Boosting k-NN exact search performance

Tue, Nov 19, 2024 · Ryan Bogan, Jack Mazanec, Vamshi Vijay Nakkirtha, Fanit Kolchina

Exact k-nearest neighbor (k-NN) search in OpenSearch allows you to define custom scoring functions to retrieve documents based on their proximity to a query vector. This method provides highly accurate search results, making it ideal when you need precise, deterministic matches.

Using OpenSearch’s script_score queries, you can perform exact k-NN searches to find the closest neighbors to a query vector. This query type allows you to create complex scoring functions that account for factors like document attributes, user preferences, or external data.

Exact k-NN search is especially effective for datasets containing a few hundred to a few thousand documents because it guarantees perfect recall (1.0). This method is often more suitable for small or specialized datasets, where the computational overhead of approximate k-NN may outweigh its speed advantages. For larger datasets, however, approximate search can be a better choice in terms of managing latency.

The release of Lucene 9.7 introduced Project Panama’s Java Vector API, which accelerates k-NN vector calculations through single instruction, multiple data (SIMD) operations. SIMD enables CPUs to run the same operation on multiple data points simultaneously, speeding up search tasks that rely on data-parallel processing.

In OpenSearch 2.15, SIMD optimizations were added to the k-NN plugin’s script scoring, resulting in significant performance gains for CPUs with SIMD support, such as AVX2 or AVX512 on x86 or NEON on ARM. Further improvements in OpenSearch 2.17 introduced Lucene’s new vector format, which includes optimized memory-mapped file access. Together, these enhancements significantly reduce search latency for exact k-NN searches on supported hardware.

To get started with exact k-NN search, create an index with one or more knn_vector fields that store vector data:

PUT my-knn-index-1
{
  "mappings": {
    "properties": {
      "my_vector1": { "type": "knn_vector", "dimension": 2 },
      "my_vector2": { "type": "knn_vector", "dimension": 4 }
    }
  }
}

Next, index some sample data:

POST _bulk
{ "index": { "_index": "my-knn-index-1", "_id": "1" } }
{ "my_vector1": [1.5, 2.5], "price": 12.2 }
{ "index": { "_index": "my-knn-index-1", "_id": "2" } }
{ "my_vector1": [2.5, 3.5], "price": 7.1 }
// Additional documents omitted for brevity

Finally, run an exact k-NN search using the script_score query:

GET my-knn-index-1/_search
{
 "size": 4,
 "query": {
   "script_score": {
     "query": { "match_all": {} },
     "script": {
       "source": "knn_score",
       "lang": "knn",
       "params": {
         "field": "my_vector2",
         "query_value": [2.0, 3.0, 5.0, 6.0],
         "space_type": "l2"
       }
     }
   }
 }
}

For more information about exact k-NN search and script_score queries, see Exact k-NN with scoring script. You’ll find detailed guides to help you configure k-NN exact search and make the most of custom scoring.
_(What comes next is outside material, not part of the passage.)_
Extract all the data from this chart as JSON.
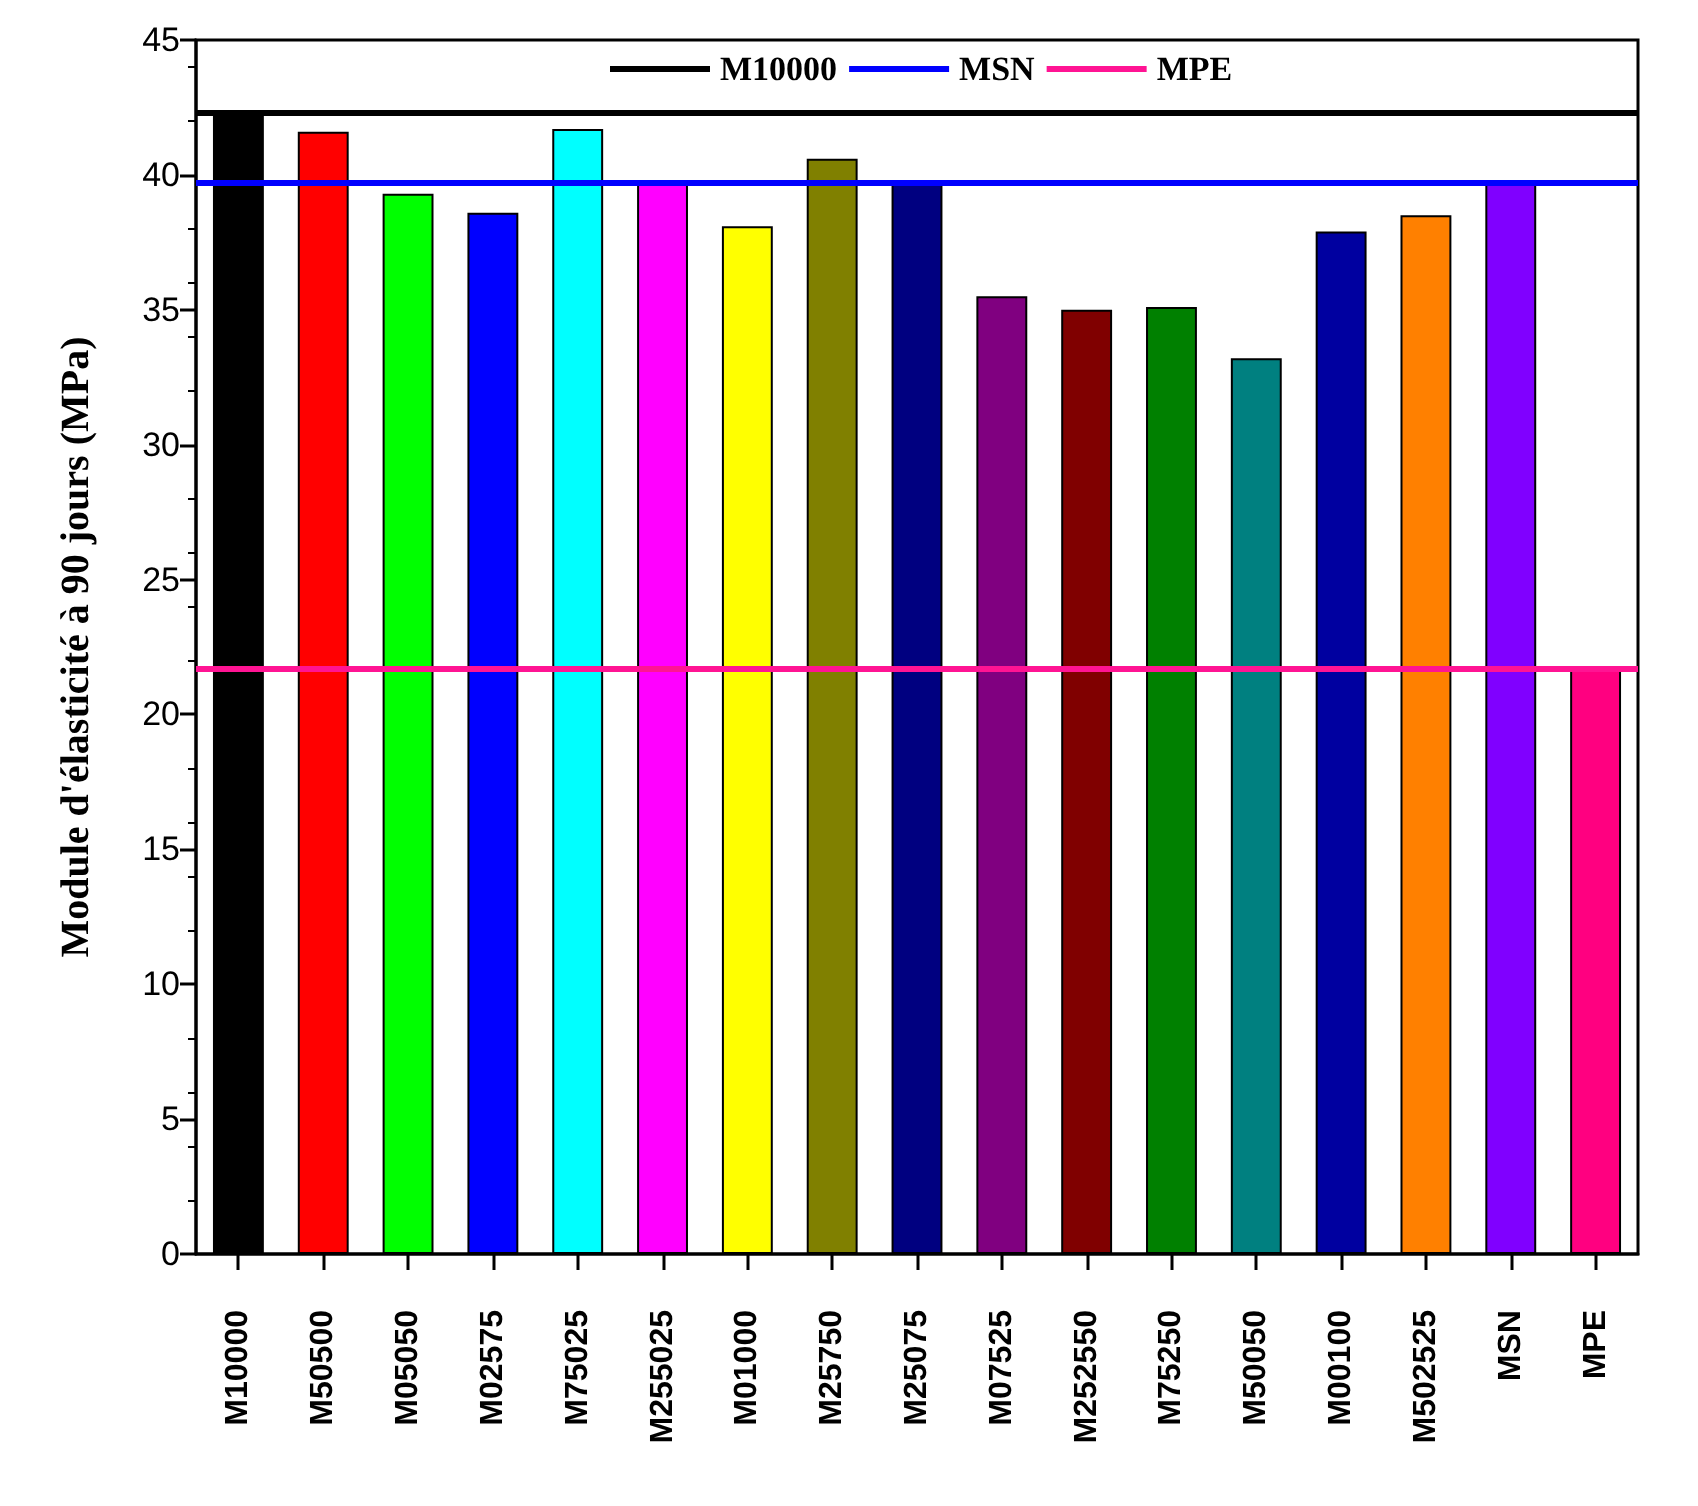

Experiments show real-world performance gains

To measure the impact of these optimizations, we conducted A/B tests comparing OpenSearch 2.14 to OpenSearch 2.17 in a single-node cluster.

Cluster configuration

Dataset Cohere 1m
Data nodes 1
CPUs 8
EBS volume (GB) 500

Results

The following table provides latency comparison between OpenSearch versions 2.14 and 2.17.

Space type Version 50th percentile latency (ms) 90th percentile latency (ms) 99th percentile latency (ms)
Inner product 2.14 668.84378 816.95014 948.21019
  2.17 99.58072 117.0792 121.36626
  Improvement 85.11% 85.67% 87.20%
L2 2.14 670.98628 682.84925 693.12135
  2.17 104.36596 118.85475 127.60656
  Improvement 84.45% 82.59% 81.59%

Conclusion

The tests showed that OpenSearch’s new SIMD support and optimized memory access resulted in significant latency reductions, especially for the inner product space type, which saw up to an 87% latency reduction at the 99th percentile.

Future OpenSearch versions will provide even more k-NN search flexibility. You’ll be able to switch between exact and approximate search at query time. Additionally, future versions will provide the ability to specify which fields build indexes for exact and approximate search types. Stay tuned for these updates as we continue to improve OpenSearch’s k-NN search capabilities.

Note

To use the optimized Lucene format in OpenSearch 2.17, set index.knn to true in order to build approximate nearest neighbor (ANN) data structures. In OpenSearch 2.18, a new index.knn.advanced.approximate_threshold setting is available. If you are performing only exact searches, set this value to -1 to reduce indexing time.